Both prescription and over the counter medications can offer some relief for migraine pain, but there are other at-home remedies that have proven successful. These include drinking grape juice or eating nuts, both of which possess pain relief agents. Applying pressure and massaging your temples might also give relief. You can also try applying either a cold or warm compress. If your migraine is triggered by light or sound, you can try resting quietly in a dimly lit room.
The only headache on the list that is associated with a diagnosed infection is the sinus headache. When a patient’s sinuses become inflamed, it causes pain, pressure, and discomfort, most often near the bridge of the nose and the forehead area. This pain intensifies when a person leans over or bends down, sending a rush of blood and pressure to the head.
Another sign that your headache needs a prescription antibiotic is when it’s accompanied by a fever. This is another indication that your headache is related to an infection. It’s suggested you see a medical professional to receive proper antibiotics, but there are other things you can do for relief.
Using a humidifier or vaporizer that delivers moist air can help. Dry air can irritate your sinuses further. Saline nasal spray or a steroid spray will help moisten the nasal cavity. This can also be done by injecting a saltwater solution into your nose. Other medications include decongestants and pain medications.

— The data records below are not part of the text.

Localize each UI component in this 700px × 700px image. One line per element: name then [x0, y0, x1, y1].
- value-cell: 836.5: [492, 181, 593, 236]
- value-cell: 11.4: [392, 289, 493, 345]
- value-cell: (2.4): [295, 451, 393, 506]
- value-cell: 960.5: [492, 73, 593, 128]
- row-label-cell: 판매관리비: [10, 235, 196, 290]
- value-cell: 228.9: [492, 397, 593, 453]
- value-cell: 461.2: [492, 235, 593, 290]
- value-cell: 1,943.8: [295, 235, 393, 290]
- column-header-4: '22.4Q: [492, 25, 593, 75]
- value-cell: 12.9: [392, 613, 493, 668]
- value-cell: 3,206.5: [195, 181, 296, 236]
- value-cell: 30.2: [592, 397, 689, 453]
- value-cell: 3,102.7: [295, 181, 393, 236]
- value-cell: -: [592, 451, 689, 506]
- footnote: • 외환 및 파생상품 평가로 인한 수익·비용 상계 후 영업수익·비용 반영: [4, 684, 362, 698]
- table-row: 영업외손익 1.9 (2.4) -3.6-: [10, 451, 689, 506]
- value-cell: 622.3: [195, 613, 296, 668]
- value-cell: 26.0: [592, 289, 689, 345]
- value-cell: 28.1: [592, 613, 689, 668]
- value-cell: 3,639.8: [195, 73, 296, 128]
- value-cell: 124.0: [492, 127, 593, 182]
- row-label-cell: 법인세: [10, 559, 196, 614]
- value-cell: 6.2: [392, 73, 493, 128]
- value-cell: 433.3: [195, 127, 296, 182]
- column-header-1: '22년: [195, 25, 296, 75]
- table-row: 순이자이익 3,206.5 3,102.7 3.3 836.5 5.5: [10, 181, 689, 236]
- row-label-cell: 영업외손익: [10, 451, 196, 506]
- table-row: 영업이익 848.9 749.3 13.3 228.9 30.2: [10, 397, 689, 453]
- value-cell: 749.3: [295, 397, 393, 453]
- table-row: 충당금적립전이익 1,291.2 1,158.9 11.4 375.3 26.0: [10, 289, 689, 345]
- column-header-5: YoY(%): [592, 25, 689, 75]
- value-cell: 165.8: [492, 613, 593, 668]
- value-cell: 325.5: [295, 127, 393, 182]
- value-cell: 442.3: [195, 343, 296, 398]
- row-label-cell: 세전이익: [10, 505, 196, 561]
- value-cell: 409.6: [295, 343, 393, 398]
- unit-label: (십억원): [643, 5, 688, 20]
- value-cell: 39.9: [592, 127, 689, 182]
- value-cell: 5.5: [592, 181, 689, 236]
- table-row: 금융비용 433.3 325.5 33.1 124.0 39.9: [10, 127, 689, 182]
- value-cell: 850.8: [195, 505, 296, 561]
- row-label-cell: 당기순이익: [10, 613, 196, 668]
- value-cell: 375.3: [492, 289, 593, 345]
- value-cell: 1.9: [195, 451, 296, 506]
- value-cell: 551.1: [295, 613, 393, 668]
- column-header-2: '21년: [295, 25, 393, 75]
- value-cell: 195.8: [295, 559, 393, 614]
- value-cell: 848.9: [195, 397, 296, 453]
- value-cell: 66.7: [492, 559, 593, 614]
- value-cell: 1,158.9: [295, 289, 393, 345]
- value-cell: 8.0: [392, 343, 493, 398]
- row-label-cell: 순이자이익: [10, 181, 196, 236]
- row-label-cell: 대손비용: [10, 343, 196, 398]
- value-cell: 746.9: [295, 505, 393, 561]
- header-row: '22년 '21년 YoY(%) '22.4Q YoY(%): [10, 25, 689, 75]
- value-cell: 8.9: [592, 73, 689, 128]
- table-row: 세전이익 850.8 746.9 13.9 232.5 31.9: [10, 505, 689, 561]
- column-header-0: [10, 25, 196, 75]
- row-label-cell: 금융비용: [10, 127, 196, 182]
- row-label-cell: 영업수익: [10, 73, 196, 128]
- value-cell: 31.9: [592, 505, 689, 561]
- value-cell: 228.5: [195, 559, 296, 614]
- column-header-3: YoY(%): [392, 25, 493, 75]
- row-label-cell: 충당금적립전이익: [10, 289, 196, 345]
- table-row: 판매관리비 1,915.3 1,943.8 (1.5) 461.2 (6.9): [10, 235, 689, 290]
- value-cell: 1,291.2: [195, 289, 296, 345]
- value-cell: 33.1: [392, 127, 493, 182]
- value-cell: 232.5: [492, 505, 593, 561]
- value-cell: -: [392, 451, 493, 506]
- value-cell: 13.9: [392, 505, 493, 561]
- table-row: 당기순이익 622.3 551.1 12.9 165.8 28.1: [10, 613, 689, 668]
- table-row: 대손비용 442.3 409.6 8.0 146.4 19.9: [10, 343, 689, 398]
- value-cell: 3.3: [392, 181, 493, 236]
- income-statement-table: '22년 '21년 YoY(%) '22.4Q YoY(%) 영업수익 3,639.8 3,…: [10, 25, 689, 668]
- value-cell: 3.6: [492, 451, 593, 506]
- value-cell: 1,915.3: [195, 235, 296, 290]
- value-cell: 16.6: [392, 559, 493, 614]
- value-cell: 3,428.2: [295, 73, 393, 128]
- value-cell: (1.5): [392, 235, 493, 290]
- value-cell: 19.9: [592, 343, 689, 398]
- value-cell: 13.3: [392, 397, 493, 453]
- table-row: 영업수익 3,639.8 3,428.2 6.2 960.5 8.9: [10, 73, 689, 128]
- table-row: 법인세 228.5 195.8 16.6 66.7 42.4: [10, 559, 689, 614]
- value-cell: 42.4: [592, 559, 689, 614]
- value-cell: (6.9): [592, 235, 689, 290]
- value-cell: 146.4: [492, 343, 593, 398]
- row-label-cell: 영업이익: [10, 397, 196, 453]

During a sinus attack, avoid any type of outside irritants and strong odors. These can include but are not limited to cigarette smoke or perfume.
Perhaps the only type of headache on the list that has a clear cause is the rebound headache. Treating any of the above headaches with over the counter medications can offer temporary relief. But patients must be careful not to overmedicate. Overuse of these types of medications can actually cause a rebound headache!
The question remains: “How can a medication that is meant to treat headaches actually cause them?” People share different theories on this, but the two most common beliefs are that overuse of acetaminophen or aspirin can actually shift the brain from a state of relaxation to one of excitement or that rebound headaches are brought on by the body’s withdrawal from the constant dosage of chemicals.
To avoid rebound headaches be sure to follow the correct dosage and frequency of the medication bottle. If you find that you’re taking the medication for more than three days in a row, contact a medical professional. It’s also suggested you avoid medications containing opioids, as they can become addictive.
Correctly Identify and Treat a Headache
Now that you have a better understanding of the most common types of headaches, including symptoms, you can better diagnose your condition. If any headache persists for a long period of time and interferes with your daily activities, it’s suggested you contact a professional.
Headaches are difficult to avoid, especially against everyday stresses like work, finances, and other obligations. But a mild stress headache is different from those mentioned above. Try some of these at-home remedies but be realistic about their benefits and always take the necessary precautions when dealing with your health and medication intake.